Di tempat yang ia tinggalkan, salah satu pengemudi ojek berjalan ke sepeda motornya yang langsung menghidupkan mesin sepeda motornya. Seorang rekan sesama pengemudi bertanya dengan bingung.

"Mau kemna kau Hendra?"

"Kita sudah berlaku kejam padanya!" ucapnya dengan ketus.

"Maksud mu?"

"Dia pasti masih berduka, datang jauh-jauh ke sini pun tentulah untuk berziarah, dan apa sambutan kita? menolaknya! serta berbicara yang tidak-tidak, tentang almarhum adik perempuannya!" ucapnya dengan tegas.

"Hei. Nanti dulu!" Belum sempat rekannya berbicara, Hendra sudah keburu tancap gas menyusul Agung yang sudah menghilang dalam kegelapan malam, rekannya lantas menyeletuk kuatir. "Mau bunuh diri apa dia?" ucapnya sambil berjalan menuju sepeda motornya.

Sedikit pun Hendra tidak berniat, apa lagi mau bunuh diri. Maka, itu sebabnya sebelum naik goncang sepeda motornya dengan tegas Hendra memberi tahu. "Saya akan antar om sampai di jembatan saja!"

Agung yang tidak pernah tahu lantas menanyakan. "Jembatan yang mana?"

"Sebelum tanjakan rancabiuk!" ucapnya lagi.

Agung menyetujui maksud Hendra. "Sampai di situ pun aku juga sudah berterima kasih. Tapi tolong tidak ngebut, jalannya pelan-pelan saja." ucap Agung dengan nada lemah.

"Oke!"

Segera Agung naik di belakang boncengan sepeda motor itu, sesuai permintaan Agung Hendra mengendara dengan santai. Beberapa saat lamanya mereka hanya saling terdiam, tengelam dalam pikiran masing-masing. tanpa menyadari bahwa mereka berdua justru telah memikirkan orang yang sama.

Agung memikirkan Rina dengan hati yang lirih. Hendra dengan perasaan bimbang bercampur segan mulai mengumpulkan keberanian untuk membuka percakapan.

"Mestinya om terima saja tawaran Bu Ijah!" ucap Hendra dengan nada pelan.

"Siapa?" tanya Agung heran.

"Bu Ijah yang punya warung, dia orang baik. Suka menerima menginap orang yang kemalaman seperti om, tanpa harus bayar lagi!" Hendra menjelaskan.

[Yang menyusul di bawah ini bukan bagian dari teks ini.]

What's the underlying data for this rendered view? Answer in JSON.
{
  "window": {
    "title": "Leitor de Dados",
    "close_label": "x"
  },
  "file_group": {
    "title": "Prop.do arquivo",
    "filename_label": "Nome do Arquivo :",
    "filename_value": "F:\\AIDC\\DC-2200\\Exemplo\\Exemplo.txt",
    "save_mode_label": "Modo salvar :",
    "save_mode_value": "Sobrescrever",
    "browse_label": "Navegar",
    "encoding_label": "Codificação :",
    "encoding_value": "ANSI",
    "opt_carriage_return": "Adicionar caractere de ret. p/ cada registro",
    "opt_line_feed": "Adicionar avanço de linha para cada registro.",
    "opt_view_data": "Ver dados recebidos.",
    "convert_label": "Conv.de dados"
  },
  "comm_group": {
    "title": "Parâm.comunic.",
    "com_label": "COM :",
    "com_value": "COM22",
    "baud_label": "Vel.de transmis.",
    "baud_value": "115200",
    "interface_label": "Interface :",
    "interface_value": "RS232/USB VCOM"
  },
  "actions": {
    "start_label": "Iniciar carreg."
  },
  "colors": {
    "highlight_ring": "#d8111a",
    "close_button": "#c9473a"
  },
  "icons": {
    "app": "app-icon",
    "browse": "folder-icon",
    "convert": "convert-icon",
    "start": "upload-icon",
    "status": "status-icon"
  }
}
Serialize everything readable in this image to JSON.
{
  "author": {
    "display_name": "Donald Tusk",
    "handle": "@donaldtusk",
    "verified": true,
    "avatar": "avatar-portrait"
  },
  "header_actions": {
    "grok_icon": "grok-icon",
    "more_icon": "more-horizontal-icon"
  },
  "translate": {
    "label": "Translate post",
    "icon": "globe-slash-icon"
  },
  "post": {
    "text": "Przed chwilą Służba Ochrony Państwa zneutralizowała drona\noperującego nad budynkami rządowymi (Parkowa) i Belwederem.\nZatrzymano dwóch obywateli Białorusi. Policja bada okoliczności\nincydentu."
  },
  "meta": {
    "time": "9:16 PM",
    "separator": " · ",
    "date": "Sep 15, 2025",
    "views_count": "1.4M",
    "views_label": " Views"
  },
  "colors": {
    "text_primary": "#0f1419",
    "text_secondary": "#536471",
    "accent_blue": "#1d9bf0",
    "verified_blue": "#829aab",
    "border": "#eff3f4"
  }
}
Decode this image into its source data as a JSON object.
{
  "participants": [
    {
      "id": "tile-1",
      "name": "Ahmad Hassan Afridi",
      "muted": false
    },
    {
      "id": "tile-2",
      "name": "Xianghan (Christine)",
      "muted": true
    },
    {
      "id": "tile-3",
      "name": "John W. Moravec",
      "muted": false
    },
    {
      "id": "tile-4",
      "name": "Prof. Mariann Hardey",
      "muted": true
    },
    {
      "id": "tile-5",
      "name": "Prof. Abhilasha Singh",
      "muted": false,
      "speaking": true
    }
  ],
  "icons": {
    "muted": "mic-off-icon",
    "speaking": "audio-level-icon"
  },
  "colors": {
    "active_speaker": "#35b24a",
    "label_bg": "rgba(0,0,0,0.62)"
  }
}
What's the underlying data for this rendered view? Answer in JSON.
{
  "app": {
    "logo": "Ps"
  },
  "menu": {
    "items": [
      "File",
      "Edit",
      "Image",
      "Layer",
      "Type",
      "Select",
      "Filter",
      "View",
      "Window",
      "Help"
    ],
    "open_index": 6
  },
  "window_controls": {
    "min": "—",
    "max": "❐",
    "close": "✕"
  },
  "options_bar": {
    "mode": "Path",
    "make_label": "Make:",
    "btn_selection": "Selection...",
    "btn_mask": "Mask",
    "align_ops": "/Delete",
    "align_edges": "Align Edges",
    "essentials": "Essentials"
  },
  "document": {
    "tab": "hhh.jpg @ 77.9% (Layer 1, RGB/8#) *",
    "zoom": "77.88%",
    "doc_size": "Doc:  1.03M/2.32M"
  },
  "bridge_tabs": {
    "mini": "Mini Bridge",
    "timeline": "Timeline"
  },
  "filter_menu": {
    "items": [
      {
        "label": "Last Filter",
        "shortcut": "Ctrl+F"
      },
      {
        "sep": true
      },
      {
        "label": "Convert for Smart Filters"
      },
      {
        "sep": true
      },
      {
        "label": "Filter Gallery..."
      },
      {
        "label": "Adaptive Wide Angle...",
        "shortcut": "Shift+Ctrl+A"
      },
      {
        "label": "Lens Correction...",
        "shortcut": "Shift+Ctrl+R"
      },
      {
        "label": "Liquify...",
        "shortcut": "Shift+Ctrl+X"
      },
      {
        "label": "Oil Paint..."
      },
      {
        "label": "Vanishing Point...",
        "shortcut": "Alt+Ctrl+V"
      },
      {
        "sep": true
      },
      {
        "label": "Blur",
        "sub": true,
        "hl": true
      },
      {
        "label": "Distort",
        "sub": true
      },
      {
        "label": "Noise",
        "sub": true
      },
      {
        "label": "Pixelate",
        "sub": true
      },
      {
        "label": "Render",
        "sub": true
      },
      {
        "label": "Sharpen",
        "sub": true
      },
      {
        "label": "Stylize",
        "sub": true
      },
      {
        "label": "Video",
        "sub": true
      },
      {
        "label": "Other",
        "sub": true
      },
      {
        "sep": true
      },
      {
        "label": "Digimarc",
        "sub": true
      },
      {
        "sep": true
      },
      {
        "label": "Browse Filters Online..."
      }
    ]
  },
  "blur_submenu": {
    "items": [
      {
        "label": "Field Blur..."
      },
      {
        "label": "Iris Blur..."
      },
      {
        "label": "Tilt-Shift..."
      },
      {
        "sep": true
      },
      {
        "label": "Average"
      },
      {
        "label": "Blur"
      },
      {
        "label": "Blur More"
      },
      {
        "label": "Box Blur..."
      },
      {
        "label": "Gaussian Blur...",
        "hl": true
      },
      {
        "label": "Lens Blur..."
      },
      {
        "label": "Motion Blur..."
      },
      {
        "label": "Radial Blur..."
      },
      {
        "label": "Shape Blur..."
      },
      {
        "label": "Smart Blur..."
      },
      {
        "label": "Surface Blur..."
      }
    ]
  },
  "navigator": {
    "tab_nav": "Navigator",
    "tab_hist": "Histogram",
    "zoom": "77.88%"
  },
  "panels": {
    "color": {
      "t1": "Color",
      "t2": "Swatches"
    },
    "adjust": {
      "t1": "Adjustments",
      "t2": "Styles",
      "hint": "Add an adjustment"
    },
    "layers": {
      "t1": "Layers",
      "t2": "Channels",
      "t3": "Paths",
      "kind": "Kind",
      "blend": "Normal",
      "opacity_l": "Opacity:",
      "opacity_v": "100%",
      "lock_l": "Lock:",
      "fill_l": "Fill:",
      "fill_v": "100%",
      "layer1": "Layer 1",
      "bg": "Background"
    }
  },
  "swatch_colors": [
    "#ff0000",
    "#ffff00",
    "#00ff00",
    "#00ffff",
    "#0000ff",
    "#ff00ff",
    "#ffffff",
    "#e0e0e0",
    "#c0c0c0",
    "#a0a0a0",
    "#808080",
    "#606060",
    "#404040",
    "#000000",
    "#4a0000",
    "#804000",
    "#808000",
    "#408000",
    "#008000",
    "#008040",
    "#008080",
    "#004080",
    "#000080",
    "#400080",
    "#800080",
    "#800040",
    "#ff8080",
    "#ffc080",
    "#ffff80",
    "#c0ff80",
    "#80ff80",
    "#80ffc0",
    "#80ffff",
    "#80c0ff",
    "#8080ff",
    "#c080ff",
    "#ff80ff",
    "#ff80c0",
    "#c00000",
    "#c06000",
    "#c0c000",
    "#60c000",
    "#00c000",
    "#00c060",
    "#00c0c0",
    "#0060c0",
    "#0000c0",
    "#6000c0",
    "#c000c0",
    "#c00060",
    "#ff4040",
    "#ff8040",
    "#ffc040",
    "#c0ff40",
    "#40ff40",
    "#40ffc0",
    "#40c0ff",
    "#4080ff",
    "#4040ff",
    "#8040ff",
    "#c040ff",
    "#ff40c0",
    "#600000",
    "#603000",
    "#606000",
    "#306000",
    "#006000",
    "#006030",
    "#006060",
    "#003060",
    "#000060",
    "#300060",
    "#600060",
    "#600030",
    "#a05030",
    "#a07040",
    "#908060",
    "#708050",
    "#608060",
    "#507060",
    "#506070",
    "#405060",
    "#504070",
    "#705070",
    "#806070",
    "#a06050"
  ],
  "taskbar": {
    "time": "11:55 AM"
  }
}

"Hem ..." Agung menghela nafas. "Apa boleh buat bung, eh namamu siapa?"

"Nama saya Hendra."

"Aku Agung, Agung Bratamangala!" Agung memperkenalkan diri. Keadaan mereka tidak memungkinkan untuk berjabat tangan jadi ya hanya saling mendengar saja. "Waktu luang ku di tempat ini cuma sebentar Hendra, Aku kemari hanya untuk silahturahmi sekaligus berziarah ke kuburan adikku. Setelah itu aku harus pulang ke Lahat." Agung menjelaskan maksud kedatangannya.

"Lahat?" ucap Hendra kebingungan namun segera ia menambahkan. "Ah iya, tadi aku sempat mendengar percakapan om, di Sumatra kan? om kerja apa di sana?" tanyanya kembali.

"Polisi." ucap Agung singkat.

"Pantas saja!" ucap Hendra dengan tersenyum tipis yang di lihat oleh Agung dari kaca spion.

"Pantas apanya?"

"Waktu pertama kali aku melihat penampilan, terutama potongan rambut om, saya memang sudah punya dugaan. Hanya saja saya pikir om ini seorang tentara, bukan polisi. apa pangkatnya om?" Tanya Hendra penasaran.

Tidak menjadi rahasia Agung pun lantas memberitahu. "Kapten."

"Hebat padahal om masih begitu muda dan ...."

Tiba-tiba sepeda motor yang mereka kendarai melompat keras akibat lubang yang menganga di tengah jalan. Bahkan Agung sampai mengeluh kesakitan.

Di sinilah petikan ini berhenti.